The symptom cluster “pain, sleep disorders and depression” is very common. This is not surprising, since the three symptom areas are interrelated. On the one hand, they have overlapping areas, and on the other hand, they reinforce each other:

  • Depression is often accompanied by chronic pain.
  • Repeated sleep deprivation can relieve depression, but it also increases pain sensitivity.
  • Disturbed sleep can thus also be the cause of increased pain sensitivity!
  • Chronic pain is associated with a significantly increased prevalence of insomnia or impaired sleep quality; patients with chronic pain often develop depression

For drug therapy for pain, see “Chronic Pain/Drug Therapy.” For drug therapy for sleep disorders, see “Sleep Disorder/Medicinal Therapy.”

Other comorbidities

  • Apoplexy patients should not initially hold antidepressant prophylaxis. If depression occurs, anticholinergic substances should not be used primarily!
  • Tumor patients with mild depression should receive psychotherapy; for moderate to severe depression, an antidepressant, preferably an SSRI.
  • Diabetic patients with mild depression should receive psychotherapy; for moderate to severe depression, preferably an SSRI, as these promote weight loss.

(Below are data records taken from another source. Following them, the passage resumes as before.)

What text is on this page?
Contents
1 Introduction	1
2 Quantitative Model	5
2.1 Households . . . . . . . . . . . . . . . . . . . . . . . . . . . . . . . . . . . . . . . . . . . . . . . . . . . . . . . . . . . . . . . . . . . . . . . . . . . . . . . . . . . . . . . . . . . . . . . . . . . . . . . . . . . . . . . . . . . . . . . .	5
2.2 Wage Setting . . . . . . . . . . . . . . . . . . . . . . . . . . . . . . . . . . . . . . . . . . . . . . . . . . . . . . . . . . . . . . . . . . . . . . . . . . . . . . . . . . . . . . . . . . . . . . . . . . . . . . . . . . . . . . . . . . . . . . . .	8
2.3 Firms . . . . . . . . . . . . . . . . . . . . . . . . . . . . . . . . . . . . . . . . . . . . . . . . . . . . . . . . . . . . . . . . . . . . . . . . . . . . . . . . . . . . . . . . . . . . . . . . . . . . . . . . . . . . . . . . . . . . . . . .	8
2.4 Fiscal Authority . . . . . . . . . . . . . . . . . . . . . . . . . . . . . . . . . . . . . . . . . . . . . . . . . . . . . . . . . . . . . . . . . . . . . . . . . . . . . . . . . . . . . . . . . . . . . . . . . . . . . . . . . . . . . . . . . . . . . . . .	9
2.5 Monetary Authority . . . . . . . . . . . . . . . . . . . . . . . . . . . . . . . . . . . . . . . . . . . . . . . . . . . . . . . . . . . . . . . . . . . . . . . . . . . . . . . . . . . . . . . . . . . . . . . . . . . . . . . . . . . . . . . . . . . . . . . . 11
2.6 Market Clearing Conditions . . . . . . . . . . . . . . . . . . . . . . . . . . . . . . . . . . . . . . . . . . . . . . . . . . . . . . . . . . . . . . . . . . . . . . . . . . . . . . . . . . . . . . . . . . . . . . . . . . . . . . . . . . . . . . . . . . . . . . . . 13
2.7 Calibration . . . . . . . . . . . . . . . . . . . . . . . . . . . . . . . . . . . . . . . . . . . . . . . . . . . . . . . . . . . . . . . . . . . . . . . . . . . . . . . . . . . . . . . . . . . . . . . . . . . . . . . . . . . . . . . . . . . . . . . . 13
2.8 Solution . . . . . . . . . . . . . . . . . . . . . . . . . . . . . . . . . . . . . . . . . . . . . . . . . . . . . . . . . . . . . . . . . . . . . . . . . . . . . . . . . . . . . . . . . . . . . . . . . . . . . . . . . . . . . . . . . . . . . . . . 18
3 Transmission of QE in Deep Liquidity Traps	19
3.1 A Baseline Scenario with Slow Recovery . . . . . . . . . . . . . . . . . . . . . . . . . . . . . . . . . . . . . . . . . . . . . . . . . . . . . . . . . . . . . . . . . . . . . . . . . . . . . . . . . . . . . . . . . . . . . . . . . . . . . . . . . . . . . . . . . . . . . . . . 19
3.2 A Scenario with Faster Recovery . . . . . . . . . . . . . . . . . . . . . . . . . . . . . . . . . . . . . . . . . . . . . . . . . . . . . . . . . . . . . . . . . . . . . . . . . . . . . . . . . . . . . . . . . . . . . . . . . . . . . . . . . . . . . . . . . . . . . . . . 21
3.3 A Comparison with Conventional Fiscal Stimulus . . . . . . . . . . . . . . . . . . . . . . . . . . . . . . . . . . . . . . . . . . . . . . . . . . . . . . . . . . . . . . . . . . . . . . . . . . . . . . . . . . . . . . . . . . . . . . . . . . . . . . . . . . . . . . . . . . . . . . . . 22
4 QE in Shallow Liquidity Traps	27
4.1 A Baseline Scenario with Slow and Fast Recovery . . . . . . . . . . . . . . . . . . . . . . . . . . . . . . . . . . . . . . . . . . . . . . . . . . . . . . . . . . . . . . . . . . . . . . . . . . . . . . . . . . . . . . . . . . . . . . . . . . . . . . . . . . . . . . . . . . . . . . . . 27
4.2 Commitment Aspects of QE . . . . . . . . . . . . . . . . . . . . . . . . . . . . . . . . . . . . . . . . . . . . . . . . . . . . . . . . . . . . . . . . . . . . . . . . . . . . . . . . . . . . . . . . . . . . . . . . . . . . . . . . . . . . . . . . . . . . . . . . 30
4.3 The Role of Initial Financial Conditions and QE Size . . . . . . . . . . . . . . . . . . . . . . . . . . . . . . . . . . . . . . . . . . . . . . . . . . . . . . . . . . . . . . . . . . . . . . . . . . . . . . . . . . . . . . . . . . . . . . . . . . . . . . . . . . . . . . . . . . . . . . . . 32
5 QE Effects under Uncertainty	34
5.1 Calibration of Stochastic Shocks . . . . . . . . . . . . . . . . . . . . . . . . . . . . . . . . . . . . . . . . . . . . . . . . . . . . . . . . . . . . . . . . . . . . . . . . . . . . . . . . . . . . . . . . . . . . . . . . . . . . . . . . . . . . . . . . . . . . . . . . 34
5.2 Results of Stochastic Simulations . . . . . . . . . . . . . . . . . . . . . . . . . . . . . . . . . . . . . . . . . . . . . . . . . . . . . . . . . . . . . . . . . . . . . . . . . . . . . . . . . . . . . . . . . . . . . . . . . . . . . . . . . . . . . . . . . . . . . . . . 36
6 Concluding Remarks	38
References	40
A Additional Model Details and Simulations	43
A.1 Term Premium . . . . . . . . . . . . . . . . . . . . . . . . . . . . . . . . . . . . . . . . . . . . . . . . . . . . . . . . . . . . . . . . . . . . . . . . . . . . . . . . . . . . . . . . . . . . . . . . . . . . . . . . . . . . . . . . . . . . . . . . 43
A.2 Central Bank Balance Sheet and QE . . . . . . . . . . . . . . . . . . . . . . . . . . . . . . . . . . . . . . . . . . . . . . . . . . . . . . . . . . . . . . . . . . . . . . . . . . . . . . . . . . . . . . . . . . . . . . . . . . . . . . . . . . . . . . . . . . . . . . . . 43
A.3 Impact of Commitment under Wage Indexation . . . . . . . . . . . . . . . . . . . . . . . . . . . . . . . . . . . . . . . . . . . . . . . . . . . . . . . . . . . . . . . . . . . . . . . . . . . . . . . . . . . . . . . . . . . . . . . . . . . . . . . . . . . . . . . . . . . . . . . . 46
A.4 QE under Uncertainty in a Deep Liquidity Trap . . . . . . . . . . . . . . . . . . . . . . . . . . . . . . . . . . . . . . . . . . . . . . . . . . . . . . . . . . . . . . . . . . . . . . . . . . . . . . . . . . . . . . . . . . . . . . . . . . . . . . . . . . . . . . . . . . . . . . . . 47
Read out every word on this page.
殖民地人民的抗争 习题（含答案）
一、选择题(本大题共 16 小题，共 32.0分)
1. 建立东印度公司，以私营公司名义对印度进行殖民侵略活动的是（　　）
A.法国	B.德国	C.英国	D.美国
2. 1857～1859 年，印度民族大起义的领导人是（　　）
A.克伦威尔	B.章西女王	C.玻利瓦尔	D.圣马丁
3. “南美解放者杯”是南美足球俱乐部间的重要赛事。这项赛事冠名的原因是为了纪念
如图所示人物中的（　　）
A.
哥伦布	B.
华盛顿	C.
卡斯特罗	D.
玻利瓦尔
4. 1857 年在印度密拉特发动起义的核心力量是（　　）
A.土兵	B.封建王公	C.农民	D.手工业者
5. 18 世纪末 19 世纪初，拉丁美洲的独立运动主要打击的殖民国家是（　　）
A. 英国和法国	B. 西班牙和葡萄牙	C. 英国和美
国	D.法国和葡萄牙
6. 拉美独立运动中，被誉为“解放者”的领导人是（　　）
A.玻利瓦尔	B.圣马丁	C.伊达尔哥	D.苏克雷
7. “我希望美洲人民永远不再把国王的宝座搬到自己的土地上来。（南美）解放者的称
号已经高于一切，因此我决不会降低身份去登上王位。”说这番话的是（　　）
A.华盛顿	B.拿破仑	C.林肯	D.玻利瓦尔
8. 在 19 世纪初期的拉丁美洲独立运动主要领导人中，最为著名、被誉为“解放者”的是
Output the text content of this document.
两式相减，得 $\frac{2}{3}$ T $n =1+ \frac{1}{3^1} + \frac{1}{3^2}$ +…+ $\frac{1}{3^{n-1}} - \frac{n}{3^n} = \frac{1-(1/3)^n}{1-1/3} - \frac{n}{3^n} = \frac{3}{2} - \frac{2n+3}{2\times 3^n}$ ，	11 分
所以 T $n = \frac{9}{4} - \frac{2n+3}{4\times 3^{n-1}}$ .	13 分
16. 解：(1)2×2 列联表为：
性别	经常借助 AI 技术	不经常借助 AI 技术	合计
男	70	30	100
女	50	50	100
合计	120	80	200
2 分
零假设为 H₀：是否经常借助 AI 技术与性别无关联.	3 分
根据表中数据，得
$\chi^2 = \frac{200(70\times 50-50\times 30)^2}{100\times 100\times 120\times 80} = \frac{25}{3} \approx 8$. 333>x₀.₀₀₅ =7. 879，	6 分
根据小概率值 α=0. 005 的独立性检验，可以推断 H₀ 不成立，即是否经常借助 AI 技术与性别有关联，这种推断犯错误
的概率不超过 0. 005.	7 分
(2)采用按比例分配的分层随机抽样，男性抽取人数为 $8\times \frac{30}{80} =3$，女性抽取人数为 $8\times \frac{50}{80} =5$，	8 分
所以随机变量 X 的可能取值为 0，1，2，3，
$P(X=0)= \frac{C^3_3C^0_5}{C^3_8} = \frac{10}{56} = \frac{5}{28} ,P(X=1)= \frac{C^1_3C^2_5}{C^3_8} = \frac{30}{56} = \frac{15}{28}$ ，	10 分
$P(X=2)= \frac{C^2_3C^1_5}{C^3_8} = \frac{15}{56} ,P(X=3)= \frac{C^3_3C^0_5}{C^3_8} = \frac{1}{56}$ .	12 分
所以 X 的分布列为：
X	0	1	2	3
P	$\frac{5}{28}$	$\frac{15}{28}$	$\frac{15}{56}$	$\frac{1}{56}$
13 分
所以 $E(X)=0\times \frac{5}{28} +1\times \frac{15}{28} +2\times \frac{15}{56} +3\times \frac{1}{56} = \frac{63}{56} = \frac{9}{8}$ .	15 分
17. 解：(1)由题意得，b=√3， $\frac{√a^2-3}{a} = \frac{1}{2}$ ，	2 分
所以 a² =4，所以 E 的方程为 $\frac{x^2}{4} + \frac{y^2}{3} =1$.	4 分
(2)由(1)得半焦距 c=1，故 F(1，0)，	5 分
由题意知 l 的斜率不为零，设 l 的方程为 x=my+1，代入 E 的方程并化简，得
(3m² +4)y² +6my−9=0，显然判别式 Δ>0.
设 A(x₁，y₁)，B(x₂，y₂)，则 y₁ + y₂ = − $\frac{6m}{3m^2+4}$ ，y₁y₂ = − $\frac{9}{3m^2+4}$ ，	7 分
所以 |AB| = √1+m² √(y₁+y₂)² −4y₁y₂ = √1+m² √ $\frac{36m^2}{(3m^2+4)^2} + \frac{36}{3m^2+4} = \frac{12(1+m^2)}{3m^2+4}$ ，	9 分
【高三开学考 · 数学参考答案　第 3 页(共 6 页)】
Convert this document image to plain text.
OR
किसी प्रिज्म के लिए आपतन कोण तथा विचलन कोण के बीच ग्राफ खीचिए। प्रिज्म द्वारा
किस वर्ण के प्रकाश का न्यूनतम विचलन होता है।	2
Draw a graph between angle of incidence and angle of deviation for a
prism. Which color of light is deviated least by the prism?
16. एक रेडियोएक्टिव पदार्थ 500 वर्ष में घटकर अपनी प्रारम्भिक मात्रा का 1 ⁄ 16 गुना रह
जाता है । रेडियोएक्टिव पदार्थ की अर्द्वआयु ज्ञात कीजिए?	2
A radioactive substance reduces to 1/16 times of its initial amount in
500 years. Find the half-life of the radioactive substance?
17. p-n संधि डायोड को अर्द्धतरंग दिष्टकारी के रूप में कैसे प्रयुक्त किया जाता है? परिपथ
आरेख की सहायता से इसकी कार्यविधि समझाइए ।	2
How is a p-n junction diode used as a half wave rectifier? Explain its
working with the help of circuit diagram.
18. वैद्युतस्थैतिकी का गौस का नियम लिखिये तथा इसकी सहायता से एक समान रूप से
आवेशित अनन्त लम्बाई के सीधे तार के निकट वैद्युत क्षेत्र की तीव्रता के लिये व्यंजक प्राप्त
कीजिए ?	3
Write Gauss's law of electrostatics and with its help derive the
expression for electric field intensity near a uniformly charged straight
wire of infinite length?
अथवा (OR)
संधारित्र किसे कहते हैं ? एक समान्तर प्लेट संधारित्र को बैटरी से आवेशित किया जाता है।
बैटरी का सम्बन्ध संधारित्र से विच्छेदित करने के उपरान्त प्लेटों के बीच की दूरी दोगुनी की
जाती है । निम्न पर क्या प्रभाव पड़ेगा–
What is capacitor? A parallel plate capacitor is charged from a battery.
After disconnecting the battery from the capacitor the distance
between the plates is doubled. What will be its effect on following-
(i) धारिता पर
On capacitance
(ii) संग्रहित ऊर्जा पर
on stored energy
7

Supplements (dietary supplements; vital substances)

Suitable dietary supplements should contain the following vital substances:

In the presence of insomnia (sleep disorders) as a result of depression, see below Insomnia/Medicinal Therapy/Supplements. Note: The listed vital substances are not a substitute for drug therapy. Supplements are intended to supplement the general diet in the particular life situation.